We support two deployment models:

  • Customer VPC Managed — Qbeast runs in your cloud account, operated by us
  • Customer VPC Provided — you provide the Kubernetes cluster; we deploy Qbeast onto it

This release also introduces foundational platform capabilities:

  • A Control Plane API for programmatic management of tenants, environments, and workspaces, with full Swagger documentation.
  • qbctl, a CLI that wraps the Control Plane API for operators who'd rather not hit the REST endpoints directly.
  • Usage metering and billing to track indexed and optimized bytes per table and integrates with Stripe, which means usage-based pricing is now actually wired up.
  • A full observability stack (Victoria Metrics, Victoria Logs, Grafana, AlertManager) for proactive monitoring.
  • (Victoria Metrics, Victoria Logs, Grafana, AlertManager) for proactive monitoring.

2. AI-native SQL access via MCP

Qbeast now includes a Model Context Protocol (MCP) server, enabling direct integration with AI tools — e.g., Claude Code, OpenAI Codex, Cursor, and other MCP-compatible agents.This makes Qbeast a first-class data source for agentic workflows.

Key capabilities:

  • Natural language → SQL → results, executed directly on Qbeast-indexed data
  • No data movement or custom integration layers required
  • Secure access via OIDC, with per-session isolation
  • Admin APIs for session management

The MCP server is available across all supported clouds and includes built-in observability (Prometheus + Grafana).
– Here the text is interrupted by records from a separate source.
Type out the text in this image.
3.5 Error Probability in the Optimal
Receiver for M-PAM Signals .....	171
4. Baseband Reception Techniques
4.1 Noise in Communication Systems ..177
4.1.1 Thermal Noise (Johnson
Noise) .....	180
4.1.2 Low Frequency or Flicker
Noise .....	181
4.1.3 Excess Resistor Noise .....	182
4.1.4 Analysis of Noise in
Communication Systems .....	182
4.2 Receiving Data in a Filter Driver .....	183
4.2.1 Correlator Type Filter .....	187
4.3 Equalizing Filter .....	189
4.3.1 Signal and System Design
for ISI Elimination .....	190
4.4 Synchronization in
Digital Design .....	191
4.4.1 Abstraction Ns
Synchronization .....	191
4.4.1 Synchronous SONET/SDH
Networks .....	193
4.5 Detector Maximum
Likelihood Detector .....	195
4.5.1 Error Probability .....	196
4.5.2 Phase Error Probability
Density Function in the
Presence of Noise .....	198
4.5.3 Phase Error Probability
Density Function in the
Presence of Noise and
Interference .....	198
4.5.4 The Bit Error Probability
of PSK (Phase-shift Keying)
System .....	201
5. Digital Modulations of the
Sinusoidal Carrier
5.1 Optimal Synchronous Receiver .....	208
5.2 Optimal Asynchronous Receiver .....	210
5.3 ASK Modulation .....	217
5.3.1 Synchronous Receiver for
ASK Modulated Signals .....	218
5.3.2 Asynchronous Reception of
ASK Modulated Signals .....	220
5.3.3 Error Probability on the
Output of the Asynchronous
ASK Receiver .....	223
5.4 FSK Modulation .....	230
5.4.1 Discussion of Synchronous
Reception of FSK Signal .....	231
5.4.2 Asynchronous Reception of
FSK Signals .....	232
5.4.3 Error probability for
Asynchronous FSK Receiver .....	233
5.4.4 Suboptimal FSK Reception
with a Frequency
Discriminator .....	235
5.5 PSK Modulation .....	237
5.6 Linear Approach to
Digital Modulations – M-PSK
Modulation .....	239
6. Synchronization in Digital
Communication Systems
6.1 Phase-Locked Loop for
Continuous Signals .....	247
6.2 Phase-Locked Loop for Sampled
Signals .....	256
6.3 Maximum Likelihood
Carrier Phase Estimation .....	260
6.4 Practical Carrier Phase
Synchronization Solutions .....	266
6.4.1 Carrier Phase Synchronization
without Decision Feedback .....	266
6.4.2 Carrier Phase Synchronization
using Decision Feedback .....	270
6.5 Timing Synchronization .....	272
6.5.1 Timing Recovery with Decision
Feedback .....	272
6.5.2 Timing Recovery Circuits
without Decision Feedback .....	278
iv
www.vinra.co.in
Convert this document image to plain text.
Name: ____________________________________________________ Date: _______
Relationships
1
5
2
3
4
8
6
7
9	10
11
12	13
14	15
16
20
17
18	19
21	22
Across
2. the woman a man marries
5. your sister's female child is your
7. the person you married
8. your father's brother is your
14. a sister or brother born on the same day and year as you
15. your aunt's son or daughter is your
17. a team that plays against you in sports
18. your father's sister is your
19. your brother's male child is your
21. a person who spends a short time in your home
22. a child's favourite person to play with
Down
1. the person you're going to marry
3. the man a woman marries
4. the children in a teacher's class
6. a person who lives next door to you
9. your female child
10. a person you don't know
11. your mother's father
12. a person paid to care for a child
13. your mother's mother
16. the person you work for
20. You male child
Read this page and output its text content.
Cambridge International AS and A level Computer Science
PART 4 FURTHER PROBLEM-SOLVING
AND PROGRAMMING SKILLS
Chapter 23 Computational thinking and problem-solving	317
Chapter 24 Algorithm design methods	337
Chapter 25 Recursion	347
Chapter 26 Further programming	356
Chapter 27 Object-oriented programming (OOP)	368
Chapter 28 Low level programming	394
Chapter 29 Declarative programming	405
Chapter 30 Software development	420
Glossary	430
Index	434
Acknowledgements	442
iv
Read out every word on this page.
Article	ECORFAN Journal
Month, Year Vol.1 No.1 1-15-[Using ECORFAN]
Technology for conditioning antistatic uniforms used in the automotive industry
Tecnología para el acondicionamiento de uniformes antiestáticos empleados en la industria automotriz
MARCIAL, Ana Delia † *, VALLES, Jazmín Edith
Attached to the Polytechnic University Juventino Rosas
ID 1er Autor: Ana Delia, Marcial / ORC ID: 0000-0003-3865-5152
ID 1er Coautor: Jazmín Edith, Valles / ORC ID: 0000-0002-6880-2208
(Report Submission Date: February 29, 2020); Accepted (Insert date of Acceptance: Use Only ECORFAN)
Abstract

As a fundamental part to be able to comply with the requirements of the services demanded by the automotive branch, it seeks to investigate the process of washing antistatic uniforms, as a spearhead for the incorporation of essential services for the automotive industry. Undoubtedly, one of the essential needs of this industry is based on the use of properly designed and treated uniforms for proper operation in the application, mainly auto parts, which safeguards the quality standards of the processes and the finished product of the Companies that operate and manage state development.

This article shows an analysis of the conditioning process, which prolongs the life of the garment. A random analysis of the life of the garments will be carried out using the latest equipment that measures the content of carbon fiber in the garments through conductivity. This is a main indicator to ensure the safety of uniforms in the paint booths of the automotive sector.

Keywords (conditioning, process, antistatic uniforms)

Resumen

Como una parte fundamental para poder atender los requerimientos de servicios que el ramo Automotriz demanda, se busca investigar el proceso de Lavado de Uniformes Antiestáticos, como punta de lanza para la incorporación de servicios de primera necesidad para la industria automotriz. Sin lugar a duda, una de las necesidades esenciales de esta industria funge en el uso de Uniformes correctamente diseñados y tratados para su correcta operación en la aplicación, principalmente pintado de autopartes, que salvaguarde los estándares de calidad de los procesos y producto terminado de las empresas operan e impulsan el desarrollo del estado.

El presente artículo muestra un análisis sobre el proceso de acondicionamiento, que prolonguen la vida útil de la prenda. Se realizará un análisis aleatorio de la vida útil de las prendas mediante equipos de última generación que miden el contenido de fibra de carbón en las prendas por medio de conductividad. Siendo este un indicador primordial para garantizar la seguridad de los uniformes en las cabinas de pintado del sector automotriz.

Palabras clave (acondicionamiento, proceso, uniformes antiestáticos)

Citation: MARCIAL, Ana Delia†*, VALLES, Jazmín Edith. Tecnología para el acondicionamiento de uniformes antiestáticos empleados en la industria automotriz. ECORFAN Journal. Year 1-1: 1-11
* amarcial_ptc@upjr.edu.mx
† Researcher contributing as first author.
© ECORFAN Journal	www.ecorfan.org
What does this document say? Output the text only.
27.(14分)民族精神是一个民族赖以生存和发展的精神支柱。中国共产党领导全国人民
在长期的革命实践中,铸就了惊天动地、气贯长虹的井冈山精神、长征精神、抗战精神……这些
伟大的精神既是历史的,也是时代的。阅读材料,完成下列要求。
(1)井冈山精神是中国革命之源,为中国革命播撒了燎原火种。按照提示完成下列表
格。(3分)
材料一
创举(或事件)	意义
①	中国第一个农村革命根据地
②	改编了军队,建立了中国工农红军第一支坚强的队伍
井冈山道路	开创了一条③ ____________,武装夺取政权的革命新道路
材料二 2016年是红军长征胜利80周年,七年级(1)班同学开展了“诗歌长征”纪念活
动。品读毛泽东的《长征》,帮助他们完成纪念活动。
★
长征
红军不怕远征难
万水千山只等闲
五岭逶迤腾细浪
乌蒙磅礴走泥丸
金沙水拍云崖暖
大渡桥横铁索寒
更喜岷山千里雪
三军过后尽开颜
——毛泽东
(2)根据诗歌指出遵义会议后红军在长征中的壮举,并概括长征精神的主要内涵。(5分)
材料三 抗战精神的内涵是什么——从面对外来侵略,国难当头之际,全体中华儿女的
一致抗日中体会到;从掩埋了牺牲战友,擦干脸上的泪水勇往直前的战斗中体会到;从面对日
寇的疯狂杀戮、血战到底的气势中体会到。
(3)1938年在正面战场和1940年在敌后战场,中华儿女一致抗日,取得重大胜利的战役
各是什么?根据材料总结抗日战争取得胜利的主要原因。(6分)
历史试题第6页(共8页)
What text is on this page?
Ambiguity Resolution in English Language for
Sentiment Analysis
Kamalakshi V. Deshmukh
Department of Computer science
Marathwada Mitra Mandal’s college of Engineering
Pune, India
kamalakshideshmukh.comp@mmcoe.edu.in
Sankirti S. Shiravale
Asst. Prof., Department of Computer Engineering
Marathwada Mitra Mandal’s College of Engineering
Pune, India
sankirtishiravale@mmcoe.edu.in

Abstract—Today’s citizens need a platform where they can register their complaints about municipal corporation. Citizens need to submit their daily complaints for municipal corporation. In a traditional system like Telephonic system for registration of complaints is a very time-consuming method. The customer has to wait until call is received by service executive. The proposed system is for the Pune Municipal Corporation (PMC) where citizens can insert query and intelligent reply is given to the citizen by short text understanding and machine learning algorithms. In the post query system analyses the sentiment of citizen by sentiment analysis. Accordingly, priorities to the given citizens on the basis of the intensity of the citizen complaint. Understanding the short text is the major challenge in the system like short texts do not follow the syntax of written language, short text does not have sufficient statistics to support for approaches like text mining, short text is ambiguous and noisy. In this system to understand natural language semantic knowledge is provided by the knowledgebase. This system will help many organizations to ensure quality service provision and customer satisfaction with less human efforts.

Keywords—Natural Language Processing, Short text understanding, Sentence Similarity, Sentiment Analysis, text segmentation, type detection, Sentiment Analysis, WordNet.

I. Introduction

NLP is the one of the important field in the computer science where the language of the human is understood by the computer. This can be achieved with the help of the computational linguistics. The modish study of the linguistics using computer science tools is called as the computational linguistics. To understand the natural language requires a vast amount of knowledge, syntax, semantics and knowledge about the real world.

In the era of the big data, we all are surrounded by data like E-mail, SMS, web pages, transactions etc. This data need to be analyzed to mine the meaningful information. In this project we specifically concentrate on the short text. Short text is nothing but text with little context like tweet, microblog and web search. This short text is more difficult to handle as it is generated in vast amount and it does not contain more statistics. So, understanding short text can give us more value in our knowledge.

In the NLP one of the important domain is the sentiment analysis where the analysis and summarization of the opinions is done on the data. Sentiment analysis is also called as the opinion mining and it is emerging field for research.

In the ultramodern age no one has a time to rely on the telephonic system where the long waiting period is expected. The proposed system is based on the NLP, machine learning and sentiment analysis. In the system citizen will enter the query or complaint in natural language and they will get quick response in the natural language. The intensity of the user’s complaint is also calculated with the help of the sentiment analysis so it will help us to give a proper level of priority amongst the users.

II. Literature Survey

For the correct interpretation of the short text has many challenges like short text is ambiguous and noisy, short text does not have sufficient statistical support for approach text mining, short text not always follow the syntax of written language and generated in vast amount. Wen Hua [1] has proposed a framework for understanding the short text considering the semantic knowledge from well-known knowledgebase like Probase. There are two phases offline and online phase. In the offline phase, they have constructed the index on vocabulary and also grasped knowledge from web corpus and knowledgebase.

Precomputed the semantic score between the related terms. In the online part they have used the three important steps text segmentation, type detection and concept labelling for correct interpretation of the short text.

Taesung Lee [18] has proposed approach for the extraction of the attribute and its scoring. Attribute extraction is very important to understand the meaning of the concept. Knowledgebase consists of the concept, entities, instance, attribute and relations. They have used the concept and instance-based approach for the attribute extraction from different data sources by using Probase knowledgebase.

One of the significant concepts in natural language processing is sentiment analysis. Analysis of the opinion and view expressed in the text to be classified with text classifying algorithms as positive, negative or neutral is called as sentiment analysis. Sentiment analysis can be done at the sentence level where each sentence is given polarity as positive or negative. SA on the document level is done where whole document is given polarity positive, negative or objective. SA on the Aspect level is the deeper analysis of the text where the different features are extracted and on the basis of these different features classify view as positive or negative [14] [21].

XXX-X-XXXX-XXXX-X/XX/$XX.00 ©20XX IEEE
Auth0 is supported as an OIDC provider.The practical outcome: analysts and agents can query optimized lakehouse data conversationally while benefiting from Qbeast’s indexing—without additional pipelines.

Screenshots showing the use of the MCP Server with a Scala shell or via Agentic coding tool such as Claude Code.

3. Query performance: PCA and Storage Partition Joins

Qbeast continues to focus on its core objective: reducing query cost through data layout optimization. Two major enhancements in 0.6:

Page-Cube Alignment (PCA)

A cube-aware Parquet writer that co-locates data by cube within files.

This improves data locality and reduces I/O during query execution—amplifying the benefits of multi-dimensional indexing.

Storage Partition Joins (SPJ)

Qbeast now aligns its weighting model with Iceberg bucketing metadata, allowing Spark to eliminate shuffle operations for joins on bucketed tables. For join-heavy workloads, this translates directly into lower compute cost and faster execution.

Additional improvements

  • Up to 76% query improvement on single-column indexing using quantiles on a customer data set and up to 33% improvement with multi-column indexing
  • ~66% reduction in auto-optimization cycle time via leveled compaction
  • Prior 0.5 gains retained: ~40% faster write performance

4. Onboarding existing tables

Qbeast supports both new and existing tables, with flexible onboarding strategies. For large datasets, full rewrites are often impractical. Qbeast allows:

  • Incremental optimization based on customer-defined thresholds
  • Indexing over existing partitioned tables
  • Layout improvements without requiring full data reorganization

This capability is particularly relevant for enterprises operating at multi-terabyte or petabyte scale.

Diagram describing the global indexing of a table combined with physical partitioning

Also in this release

We have additionally included the following:

  • Full stack upgrades: Spark 4.0, Scala 2.13, Java 21
  • Qlens CLI pipeline for query-driven optimization and benchmarking
  • Hive Metastore support via PostgreSQL JDBC
  • Envoy Gateway replacing ingress-nginx (retired and no longer supported) for improved OIDC and connection stability
  • Security updates, including mitigation of recent Apache Parquet vulnerabilities

What's next

With 0.6.0, Qbeast now supports all three major open table formats (Iceberg, Delta Lake, Hudi) across all three major cloud providers (AWS, GCP, Azure), with automated deployment into the customer environment. Query performance — the thing we care most about — also sees a number of enhancements in this release.

What's next: enabling agentic AI over the lakehouse. As autonomous agents increasingly operate directly on data, efficient storage layout and query performance become critical to controlling compute costs. Qbeast is positioning itself as the optimization layer that makes this viable at scale.